KEY POINTS:
Getting technology to work properly can be a nightmare: just ask Fonterra. The Independent Financial Review reported yesterday that problems linked to the installation of new SAP software were behind supply chain issues for Fonterra Brands New Zealand, which have kept some of the company's products off supermarket shelves.
Earlier this month the Business Herald reported that Fonterra Brands' Perth business had been stung by problems with an unrelated JD Edwards software installation.
Just three days after the Herald's coverage, JDE's owner, Oracle, sent out a media release headed: Customers respond positively to Oracle's commitment to JD Edwards.
The release said: "Organisations in New Zealand are responding positively to Oracle's commitment to Oracle's JD Edwards applications, demonstrated by net new customers as well as customers upgrading their pre-acquisition deployments."
Oracle acquired the JDE business as part of its acrimonious takeover of PeopleSoft in 2004 and has continued to invest in the brand, despite customer fears it would fade away after the merger.
Oracle's PR firm in Auckland told the Herald that last week's JDE media release and the Fonterra Brands issue were not related.
Meanwhile, Peter Idoine has been appointed managing director of Oracle New Zealand, replacing Robert Gosling who was last year promoted to the Sydney-based Australasian role of vice-president for technology sales.
Idoine has been New Zealand country manager for Sun Microsystems.
The apple of their eye
Last week's Interrupt, which dared to discuss the business case for Apple's newly launched iPhone, resulted in a bountiful crop of fruitful feedback from Apple loyalists.
Your columnist was variously berated as being ignorant, cynical, or just a "tosser" by Apple fans, a group notorious for dishing out email blastings to any commentator whose writings are less than 110 per cent effusive about the company.
Having such a die-hard base of active supporters out there must make life quite easy for Apple boss Steve Job.
Bristling new PR
Former Computerworld editor Paul Brislen may have swapped jobs over Christmas but his name still popped up on the editorial page of the weekly industry magazine's first 2007 issue.
Brislen's new role is external communications manager for Vodafone and in that capacity he was invited to respond to a reader's gripe about the mobile phone company's data charges.
Last month (when Brislen was in his old job) Computerworld ran articles about a Vodafone customer who ran up a surprise bill of almost $5000 over two days while using Vodafone's data roaming service in Australia.

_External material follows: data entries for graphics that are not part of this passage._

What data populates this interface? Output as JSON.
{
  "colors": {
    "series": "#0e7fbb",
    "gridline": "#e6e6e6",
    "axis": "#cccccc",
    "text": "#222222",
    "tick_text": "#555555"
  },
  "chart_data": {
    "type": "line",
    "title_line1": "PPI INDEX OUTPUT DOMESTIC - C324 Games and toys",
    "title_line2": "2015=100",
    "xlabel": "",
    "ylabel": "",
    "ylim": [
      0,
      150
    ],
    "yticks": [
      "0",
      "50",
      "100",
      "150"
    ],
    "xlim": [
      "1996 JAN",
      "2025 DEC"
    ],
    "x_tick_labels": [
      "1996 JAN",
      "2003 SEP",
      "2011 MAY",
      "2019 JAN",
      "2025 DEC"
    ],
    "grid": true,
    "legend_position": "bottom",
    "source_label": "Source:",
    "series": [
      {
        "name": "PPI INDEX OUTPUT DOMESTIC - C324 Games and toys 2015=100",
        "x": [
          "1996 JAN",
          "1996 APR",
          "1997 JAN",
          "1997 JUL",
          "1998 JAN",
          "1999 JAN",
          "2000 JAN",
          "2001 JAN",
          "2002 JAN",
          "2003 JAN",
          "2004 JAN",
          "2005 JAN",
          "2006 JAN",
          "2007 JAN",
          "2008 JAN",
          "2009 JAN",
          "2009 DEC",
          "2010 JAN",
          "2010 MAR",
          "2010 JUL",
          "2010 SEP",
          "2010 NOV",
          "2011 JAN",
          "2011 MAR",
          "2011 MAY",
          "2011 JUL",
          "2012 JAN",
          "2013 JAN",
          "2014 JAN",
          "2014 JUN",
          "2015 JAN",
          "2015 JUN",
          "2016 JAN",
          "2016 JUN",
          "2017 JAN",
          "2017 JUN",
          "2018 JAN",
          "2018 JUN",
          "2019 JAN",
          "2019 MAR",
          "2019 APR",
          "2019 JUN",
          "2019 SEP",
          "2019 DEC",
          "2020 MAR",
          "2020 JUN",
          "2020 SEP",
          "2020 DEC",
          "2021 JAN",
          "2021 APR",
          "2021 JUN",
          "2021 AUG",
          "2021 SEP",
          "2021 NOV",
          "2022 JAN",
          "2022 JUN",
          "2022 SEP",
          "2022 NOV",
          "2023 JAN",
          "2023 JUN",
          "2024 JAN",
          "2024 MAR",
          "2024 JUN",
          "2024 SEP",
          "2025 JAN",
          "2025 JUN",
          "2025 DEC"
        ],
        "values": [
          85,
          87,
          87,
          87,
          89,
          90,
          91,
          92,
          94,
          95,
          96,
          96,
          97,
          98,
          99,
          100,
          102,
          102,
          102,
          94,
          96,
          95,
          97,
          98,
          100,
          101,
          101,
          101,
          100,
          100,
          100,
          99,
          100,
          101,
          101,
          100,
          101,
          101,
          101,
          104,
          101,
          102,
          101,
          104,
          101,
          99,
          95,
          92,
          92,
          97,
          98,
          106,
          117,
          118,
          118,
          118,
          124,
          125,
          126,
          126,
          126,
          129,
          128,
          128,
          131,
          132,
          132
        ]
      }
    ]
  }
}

Vodafone suffered from a revolving door effect within its public relations department last year with several spokespeople departing. With this shaping up to be an eventful year for telecommunications in general, and Vodafone in particular, the company has done well to snare Brislen, who is an articulate techie communicator, particularly on TV. He joins Vodafone's other new external communications manager, Elinore Wellwood, whose background in corporate and government PR should complement his skills nicely.
Brislen's replacement at Computerworld is former Independent Financial Review journalist Rob O'Neill.
Store it away
Storage may not be the sexiest of IT topics - industry journalists forced to endure conferences on the topic often refer to it as "snore-age" - but it may be the next goldmine for consultants.
Auckland-based IDC analyst Ullrich Loeffler managed to stay awake long enough to write a 35-page assessment of the local storage market, which he says is expected to grow faster than the overall IT market between now and 2010.
Loeffler says while data and storage management has become a major challenge for businesses, most firms have yet to adequately address the issue.
"Despite the fact that many New Zealand companies are struggling to cope with exploding data volumes, new regulatory compliance obligations, and increasing storage complexity, only a very small percentage of these businesses have developed long-term storage strategies," he says.
"Storage solution providers have an opportunity to provide storage consulting services to help customers address their business challenges and to maximise the return on investment of their storage investments."
Some industry training provider is no doubt rushing out a how-to-start-a-storage-consultancy-business course as we speak. Expect sales of NoDoz pills to spike.
Hasta la vista XP
The full force of Microsoft's marketing muscle hits town next week with the official consumer launch of Microsoft's new Windows Vista operating system and Microsoft 2007 Office application suite.
Times have changed since the halcyon days for Microsoft when people queued at midnight to buy a copy of Windows 95. Global IT consultancy Gartner predicts Vista will not become the dominant operating system until 2009, by which time it will account for 55.4 per cent of the market compared with its predecessor XP's 40 per cent.